Ha diciassette anni e vuole parlare ad ogni costo.
Il fatto è che certi falsi ed inconsistenti intllettualismi poteva risparmiarseli.
Non mi piace pensare “poverina/o/e/i” delle persone.
Non mi piace perdere di vista l’umile me ma quando è troppo… è semplicemente troppo.
Ad ogni cosa idiota, spacciata per filosofia spicciola, che pronunciava, M. ed io ci scambiavamo uno sguardo eloquente.
Non ho mai osservato con tanta assidua passione le iridi della mia cara amica coi rastini.
F. ha tirato in ballo il solito idiotissimo discorso sulle conquiste delle donne, declamando un’irragionevole dose di femminismo e rivendicando il diritto fisico del gentil sesso, di indossare i pantaloni al posto delle gonne ( cosa che pronuncia con la o stretta. ridicolo. buffo.no, ridicolo!)
Lì si è intavolata una piccola discussione sul fatto che i pantaloni, per queste donne, non fossero una rivendicazione felice quanto l’ennesima triste storia trasformata in mito.

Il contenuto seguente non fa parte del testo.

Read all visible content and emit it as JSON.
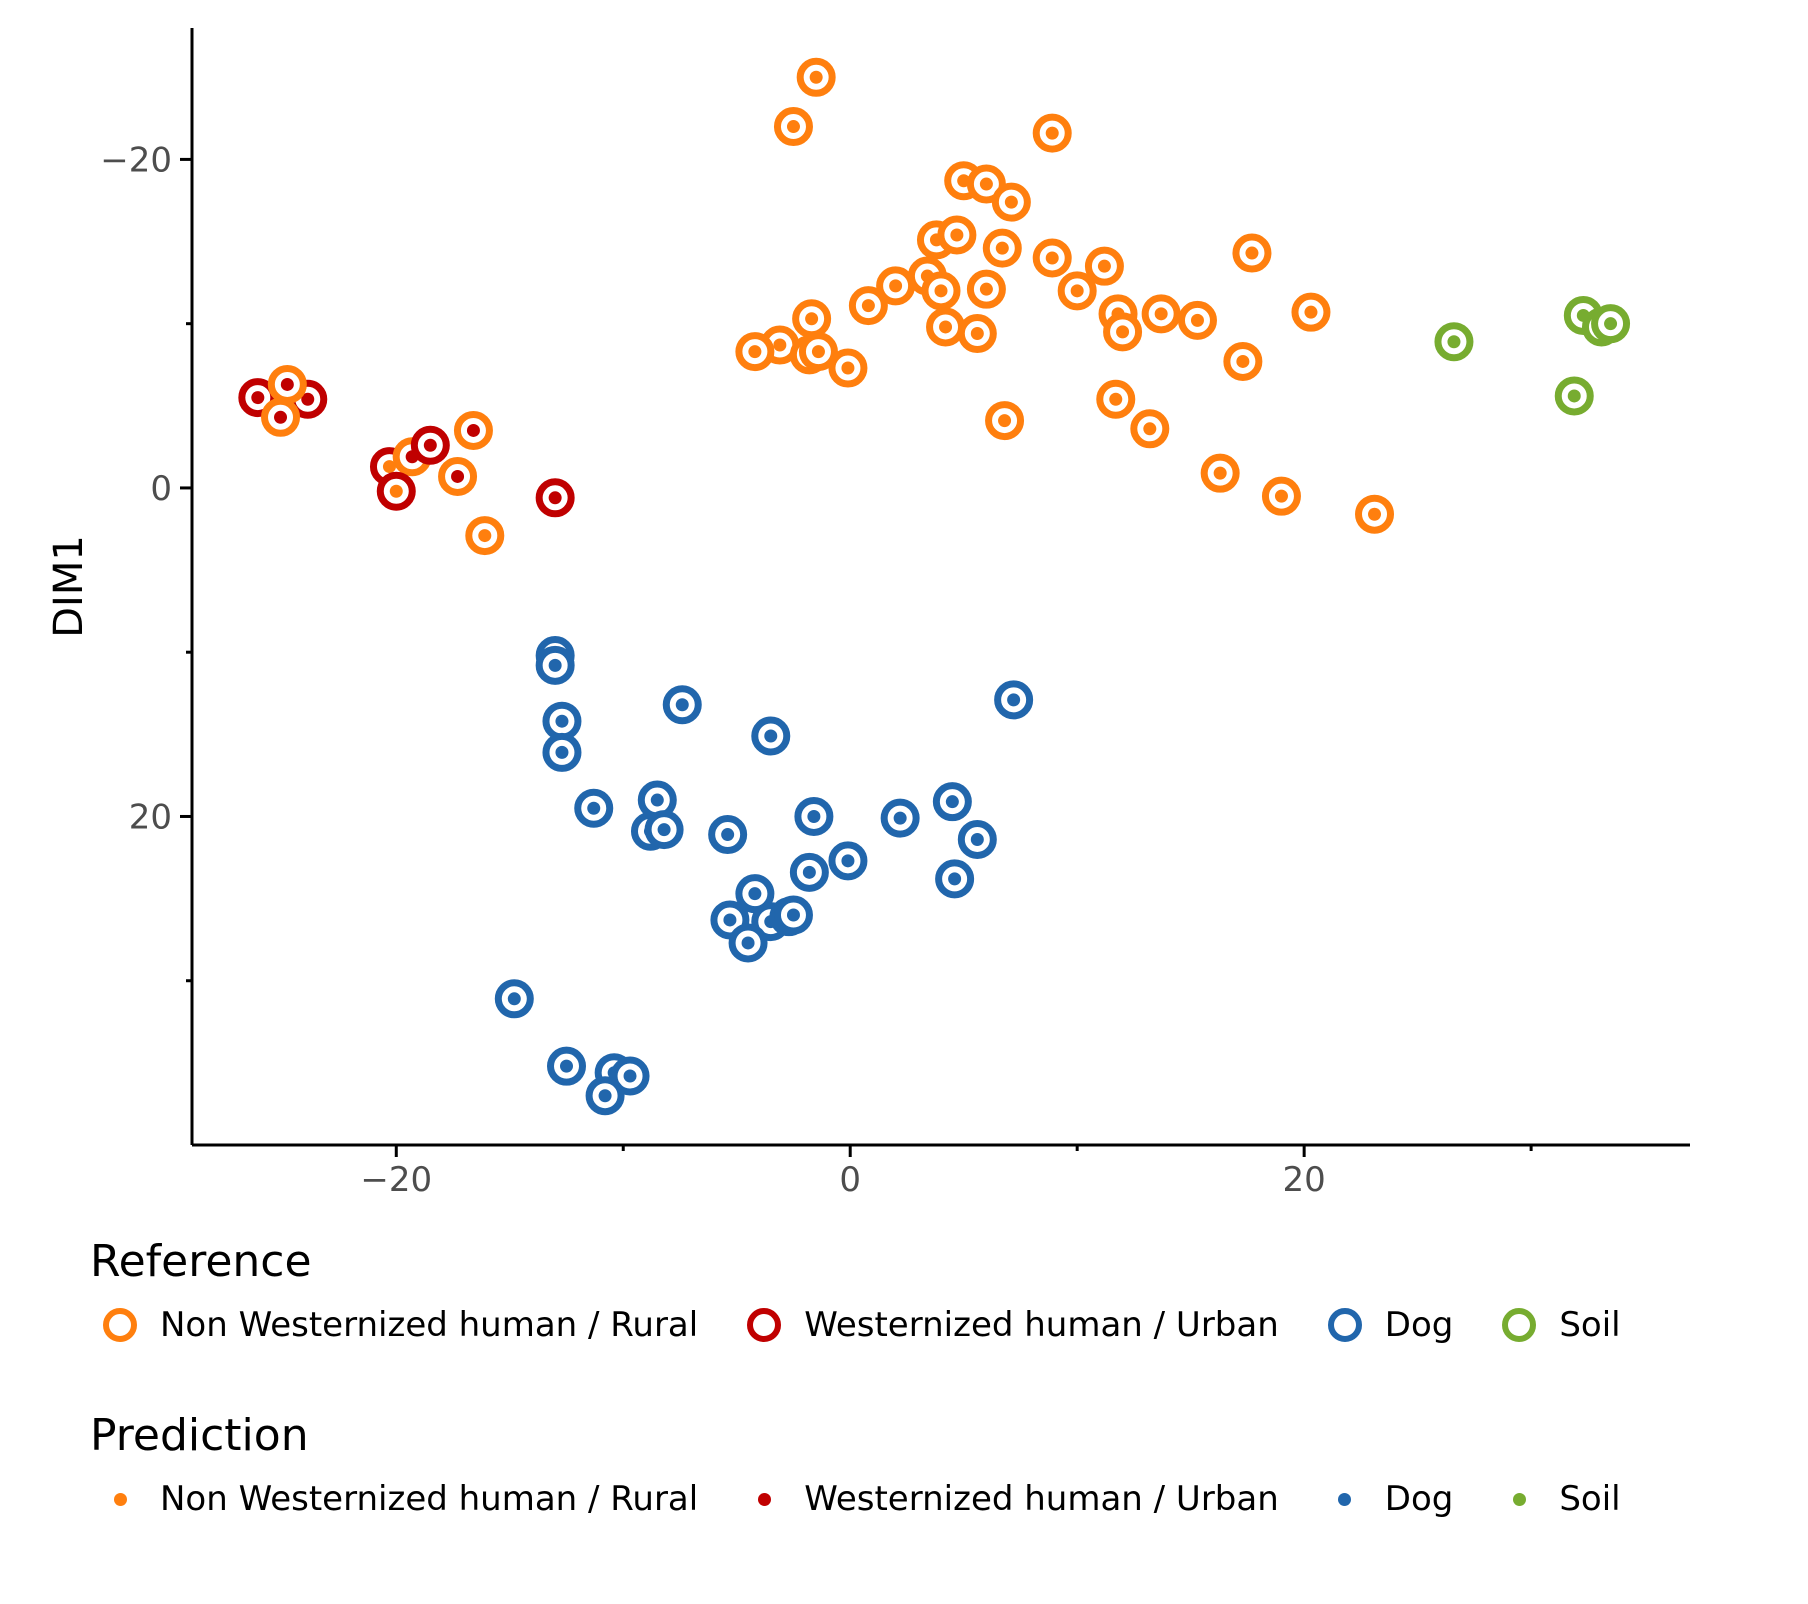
{
  "chart_data": {
    "type": "scatter",
    "xlabel": "",
    "ylabel": "DIM1",
    "xlim": [
      -29,
      37
    ],
    "ylim": [
      40,
      -28
    ],
    "y_reversed": true,
    "x_ticks": [
      -20,
      0,
      20
    ],
    "y_ticks": [
      -20,
      0,
      20
    ],
    "grid": false,
    "colors": {
      "Non Westernized human / Rural": "#FF7F0E",
      "Westernized human / Urban": "#C00000",
      "Dog": "#2166AC",
      "Soil": "#77AC30"
    },
    "legend_reference": {
      "title": "Reference",
      "entries": [
        "Non Westernized human / Rural",
        "Westernized human / Urban",
        "Dog",
        "Soil"
      ]
    },
    "legend_prediction": {
      "title": "Prediction",
      "entries": [
        "Non Westernized human / Rural",
        "Westernized human / Urban",
        "Dog",
        "Soil"
      ]
    },
    "legend_position": "bottom",
    "points": [
      {
        "x": -26.1,
        "y": -5.5,
        "ref": "Westernized human / Urban",
        "pred": "Westernized human / Urban"
      },
      {
        "x": -23.9,
        "y": -5.4,
        "ref": "Westernized human / Urban",
        "pred": "Westernized human / Urban"
      },
      {
        "x": -24.8,
        "y": -6.3,
        "ref": "Non Westernized human / Rural",
        "pred": "Westernized human / Urban"
      },
      {
        "x": -25.1,
        "y": -4.3,
        "ref": "Non Westernized human / Rural",
        "pred": "Westernized human / Urban"
      },
      {
        "x": -20.3,
        "y": -1.3,
        "ref": "Westernized human / Urban",
        "pred": "Non Westernized human / Rural"
      },
      {
        "x": -19.3,
        "y": -1.9,
        "ref": "Non Westernized human / Rural",
        "pred": "Westernized human / Urban"
      },
      {
        "x": -18.5,
        "y": -2.6,
        "ref": "Westernized human / Urban",
        "pred": "Westernized human / Urban"
      },
      {
        "x": -20.0,
        "y": 0.2,
        "ref": "Westernized human / Urban",
        "pred": "Non Westernized human / Rural"
      },
      {
        "x": -17.3,
        "y": -0.7,
        "ref": "Non Westernized human / Rural",
        "pred": "Westernized human / Urban"
      },
      {
        "x": -16.6,
        "y": -3.5,
        "ref": "Non Westernized human / Rural",
        "pred": "Westernized human / Urban"
      },
      {
        "x": -16.1,
        "y": 2.9,
        "ref": "Non Westernized human / Rural",
        "pred": "Non Westernized human / Rural"
      },
      {
        "x": -13.0,
        "y": 0.6,
        "ref": "Westernized human / Urban",
        "pred": "Westernized human / Urban"
      },
      {
        "x": -1.5,
        "y": -25.0,
        "ref": "Non Westernized human / Rural",
        "pred": "Non Westernized human / Rural"
      },
      {
        "x": -2.5,
        "y": -22.0,
        "ref": "Non Westernized human / Rural",
        "pred": "Non Westernized human / Rural"
      },
      {
        "x": 8.9,
        "y": -21.6,
        "ref": "Non Westernized human / Rural",
        "pred": "Non Westernized human / Rural"
      },
      {
        "x": 5.0,
        "y": -18.7,
        "ref": "Non Westernized human / Rural",
        "pred": "Non Westernized human / Rural"
      },
      {
        "x": 6.0,
        "y": -18.5,
        "ref": "Non Westernized human / Rural",
        "pred": "Non Westernized human / Rural"
      },
      {
        "x": 7.1,
        "y": -17.4,
        "ref": "Non Westernized human / Rural",
        "pred": "Non Westernized human / Rural"
      },
      {
        "x": 3.8,
        "y": -15.1,
        "ref": "Non Westernized human / Rural",
        "pred": "Non Westernized human / Rural"
      },
      {
        "x": 4.7,
        "y": -15.4,
        "ref": "Non Westernized human / Rural",
        "pred": "Non Westernized human / Rural"
      },
      {
        "x": 6.7,
        "y": -14.6,
        "ref": "Non Westernized human / Rural",
        "pred": "Non Westernized human / Rural"
      },
      {
        "x": 8.9,
        "y": -14.0,
        "ref": "Non Westernized human / Rural",
        "pred": "Non Westernized human / Rural"
      },
      {
        "x": 11.2,
        "y": -13.5,
        "ref": "Non Westernized human / Rural",
        "pred": "Non Westernized human / Rural"
      },
      {
        "x": 17.7,
        "y": -14.3,
        "ref": "Non Westernized human / Rural",
        "pred": "Non Westernized human / Rural"
      },
      {
        "x": 3.4,
        "y": -12.9,
        "ref": "Non Westernized human / Rural",
        "pred": "Non Westernized human / Rural"
      },
      {
        "x": 4.0,
        "y": -12.0,
        "ref": "Non Westernized human / Rural",
        "pred": "Non Westernized human / Rural"
      },
      {
        "x": 2.0,
        "y": -12.3,
        "ref": "Non Westernized human / Rural",
        "pred": "Non Westernized human / Rural"
      },
      {
        "x": 6.0,
        "y": -12.1,
        "ref": "Non Westernized human / Rural",
        "pred": "Non Westernized human / Rural"
      },
      {
        "x": 10.0,
        "y": -12.0,
        "ref": "Non Westernized human / Rural",
        "pred": "Non Westernized human / Rural"
      },
      {
        "x": 0.8,
        "y": -11.1,
        "ref": "Non Westernized human / Rural",
        "pred": "Non Westernized human / Rural"
      },
      {
        "x": 11.8,
        "y": -10.6,
        "ref": "Non Westernized human / Rural",
        "pred": "Non Westernized human / Rural"
      },
      {
        "x": 13.7,
        "y": -10.6,
        "ref": "Non Westernized human / Rural",
        "pred": "Non Westernized human / Rural"
      },
      {
        "x": 15.3,
        "y": -10.2,
        "ref": "Non Westernized human / Rural",
        "pred": "Non Westernized human / Rural"
      },
      {
        "x": 20.3,
        "y": -10.7,
        "ref": "Non Westernized human / Rural",
        "pred": "Non Westernized human / Rural"
      },
      {
        "x": -1.7,
        "y": -10.3,
        "ref": "Non Westernized human / Rural",
        "pred": "Non Westernized human / Rural"
      },
      {
        "x": 4.2,
        "y": -9.8,
        "ref": "Non Westernized human / Rural",
        "pred": "Non Westernized human / Rural"
      },
      {
        "x": 5.6,
        "y": -9.4,
        "ref": "Non Westernized human / Rural",
        "pred": "Non Westernized human / Rural"
      },
      {
        "x": 12.0,
        "y": -9.5,
        "ref": "Non Westernized human / Rural",
        "pred": "Non Westernized human / Rural"
      },
      {
        "x": -3.1,
        "y": -8.7,
        "ref": "Non Westernized human / Rural",
        "pred": "Non Westernized human / Rural"
      },
      {
        "x": -4.2,
        "y": -8.3,
        "ref": "Non Westernized human / Rural",
        "pred": "Non Westernized human / Rural"
      },
      {
        "x": -1.8,
        "y": -8.1,
        "ref": "Non Westernized human / Rural",
        "pred": "Non Westernized human / Rural"
      },
      {
        "x": -1.4,
        "y": -8.3,
        "ref": "Non Westernized human / Rural",
        "pred": "Non Westernized human / Rural"
      },
      {
        "x": -0.1,
        "y": -7.3,
        "ref": "Non Westernized human / Rural",
        "pred": "Non Westernized human / Rural"
      },
      {
        "x": 17.3,
        "y": -7.7,
        "ref": "Non Westernized human / Rural",
        "pred": "Non Westernized human / Rural"
      },
      {
        "x": 11.7,
        "y": -5.4,
        "ref": "Non Westernized human / Rural",
        "pred": "Non Westernized human / Rural"
      },
      {
        "x": 6.8,
        "y": -4.1,
        "ref": "Non Westernized human / Rural",
        "pred": "Non Westernized human / Rural"
      },
      {
        "x": 13.2,
        "y": -3.6,
        "ref": "Non Westernized human / Rural",
        "pred": "Non Westernized human / Rural"
      },
      {
        "x": 16.3,
        "y": -0.9,
        "ref": "Non Westernized human / Rural",
        "pred": "Non Westernized human / Rural"
      },
      {
        "x": 19.0,
        "y": 0.5,
        "ref": "Non Westernized human / Rural",
        "pred": "Non Westernized human / Rural"
      },
      {
        "x": 23.1,
        "y": 1.6,
        "ref": "Non Westernized human / Rural",
        "pred": "Non Westernized human / Rural"
      },
      {
        "x": 26.6,
        "y": -8.9,
        "ref": "Soil",
        "pred": "Soil"
      },
      {
        "x": 32.3,
        "y": -10.5,
        "ref": "Soil",
        "pred": "Soil"
      },
      {
        "x": 33.1,
        "y": -9.8,
        "ref": "Soil",
        "pred": "Soil"
      },
      {
        "x": 33.5,
        "y": -10.0,
        "ref": "Soil",
        "pred": "Soil"
      },
      {
        "x": 31.9,
        "y": -5.6,
        "ref": "Soil",
        "pred": "Soil"
      },
      {
        "x": -13.0,
        "y": 10.2,
        "ref": "Dog",
        "pred": "Dog"
      },
      {
        "x": -13.0,
        "y": 10.8,
        "ref": "Dog",
        "pred": "Dog"
      },
      {
        "x": -7.4,
        "y": 13.2,
        "ref": "Dog",
        "pred": "Dog"
      },
      {
        "x": -12.7,
        "y": 14.2,
        "ref": "Dog",
        "pred": "Dog"
      },
      {
        "x": -12.7,
        "y": 16.1,
        "ref": "Dog",
        "pred": "Dog"
      },
      {
        "x": -3.5,
        "y": 15.1,
        "ref": "Dog",
        "pred": "Dog"
      },
      {
        "x": 7.2,
        "y": 12.9,
        "ref": "Dog",
        "pred": "Dog"
      },
      {
        "x": -11.3,
        "y": 19.5,
        "ref": "Dog",
        "pred": "Dog"
      },
      {
        "x": -8.5,
        "y": 19.0,
        "ref": "Dog",
        "pred": "Dog"
      },
      {
        "x": -8.8,
        "y": 20.9,
        "ref": "Dog",
        "pred": "Dog"
      },
      {
        "x": -8.2,
        "y": 20.8,
        "ref": "Dog",
        "pred": "Dog"
      },
      {
        "x": -5.4,
        "y": 21.1,
        "ref": "Dog",
        "pred": "Dog"
      },
      {
        "x": -1.6,
        "y": 20.0,
        "ref": "Dog",
        "pred": "Dog"
      },
      {
        "x": 2.2,
        "y": 20.1,
        "ref": "Dog",
        "pred": "Dog"
      },
      {
        "x": 4.5,
        "y": 19.1,
        "ref": "Dog",
        "pred": "Dog"
      },
      {
        "x": 5.6,
        "y": 21.4,
        "ref": "Dog",
        "pred": "Dog"
      },
      {
        "x": -0.1,
        "y": 22.7,
        "ref": "Dog",
        "pred": "Dog"
      },
      {
        "x": -1.8,
        "y": 23.4,
        "ref": "Dog",
        "pred": "Dog"
      },
      {
        "x": 4.6,
        "y": 23.8,
        "ref": "Dog",
        "pred": "Dog"
      },
      {
        "x": -4.2,
        "y": 24.7,
        "ref": "Dog",
        "pred": "Dog"
      },
      {
        "x": -5.3,
        "y": 26.3,
        "ref": "Dog",
        "pred": "Dog"
      },
      {
        "x": -3.5,
        "y": 26.4,
        "ref": "Dog",
        "pred": "Dog"
      },
      {
        "x": -2.7,
        "y": 26.1,
        "ref": "Dog",
        "pred": "Dog"
      },
      {
        "x": -2.5,
        "y": 26.0,
        "ref": "Dog",
        "pred": "Dog"
      },
      {
        "x": -4.5,
        "y": 27.7,
        "ref": "Dog",
        "pred": "Dog"
      },
      {
        "x": -14.8,
        "y": 31.1,
        "ref": "Dog",
        "pred": "Dog"
      },
      {
        "x": -12.5,
        "y": 35.2,
        "ref": "Dog",
        "pred": "Dog"
      },
      {
        "x": -10.4,
        "y": 35.6,
        "ref": "Dog",
        "pred": "Dog"
      },
      {
        "x": -9.7,
        "y": 35.8,
        "ref": "Dog",
        "pred": "Dog"
      },
      {
        "x": -10.8,
        "y": 37.0,
        "ref": "Dog",
        "pred": "Dog"
      }
    ]
  }
}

la cosa si è conclusa con il silenzio sdegnoso di M e me, ed F che sen’è uscita con una frase del tipo :” non so come si possano portare le gonne. non mi piacciono proprio”
al che, avrei tanto voluto aggiungere “oltre che la gonna, non ti piace nemmeno la doccia…la prossima volta mi procuro un arbre magique al profumo di MentoloAntirompicoglioni così son sicura di poter respirare col naso e tornare a casa con ancora un po’ di fiducia nel genere umano!”
ma non l’ho fatto.
Con un dolce peso in più, ho saltellato con M fino alla soglia.
Appena fuori, dopo qualche avance col fumo di sigaretta, che mi ha fatto tossire molto poco cinematograficamente, M mi ha stampato un bacio alla ViaColVento scandalizzando tutti i disabituati presenti. 😉
Ironia della sorte, dopo quelle due ore ho persino apprezzato gioiosamente che P profumasse di sapone.
Divertente…ho pensato.
“ciao, ci vediamo il plossimo giovedì!!!”
Un precisissimo colpo. materia grigia schizzata su una ruota di bicicletta. sguardi sereni ed una corsa alla fermata tel tram.